すごく健気で謙虚で、でも貪欲で、天才型ではなく努力型のダンサーという気がする。
お顔もシュッとしてるし。


会場でひときわすごいオーラを放っている美しい女性が。
上野水香さんでした。
9頭身ぐらいありました。きれーな長い黒髪にパッチリお人形さんみたいなお目々。
こうなると彼女のボレロ観たいよなぁ。


今回どうしても観たかったのが『牧神の午後』
これは漫画の「SWAN」で真澄がニューヨークに渡った辺りで出てくるんだけど、
すごく斬新な振付けというのが幼心にとっても気になっていて。


えぇ、斬新でした。
バレエなのにジャンプも回転もありません。
歩き方も平面風。エジプトの壁画に出てくる脚と顔は進行方向、でも身体が正面みたいな。
プログラム見ると、振りつけのニジンスキー古代ギリシャの坪の絵からこの振りの構想を得たって書いてある。なるほどね。平面的な動きに徹しているからこそ、余計立体的に見ようとしてしまう。観客も試されているような感じだなぁ。

そしてテーマも『性』だし。
ブルテリアみたいなしっぽのついている牧神が最初は可愛かったのに、ニンフによって自分の中の『性』に目覚める。ニンフの忘れた羽衣?ショール?で慰める時の最後の目も口も見開いている首藤さんの表情に釘付けでした。
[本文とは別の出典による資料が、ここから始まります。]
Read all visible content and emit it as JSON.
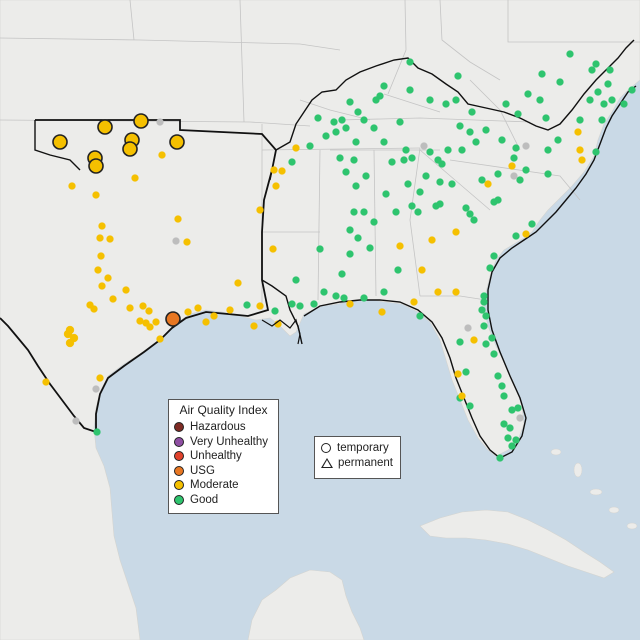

2番目の『薔薇の精』はこれ、未來さんにやって欲しいと思った。
男性ダンサーが薔薇の精として踊るわけだけれど、
本日のダンサーさんはいかんせん、ちょっと男子だった。ガタイ良かった。
未來さんぐらい華奢で、中性的な感じのダンサーさんが演じたら、もっとロマンチックなフワフワした感じになりそう。振りはジャンプいっぱいなのよ。
しかし、薔薇色の全身タイツだけどね(^^ゞ


3番目の「ペトルーシュカ」、これはディアギレフ版とベジャール版比べて観たかった。
舞台も衣装も派手で可愛かった。
人間の心を持ってしまった人形の悲劇。
首藤さんの人形としてのダンス表現、手先、足先、見事に人形です。
でも表情が人間。それが凄い表現者だなって思う。
最後、絶望に打ちひしがれた人形が亡霊となって小屋からダランと身を垂らして終わる所に
ちょいと鳥肌が立ってしまいました。
お人形バレリーナ役のダンサーさんの動きもとってもコミカルで可愛いかった。衣装もグーでした。


首藤さんの舞台はクセになりそうです。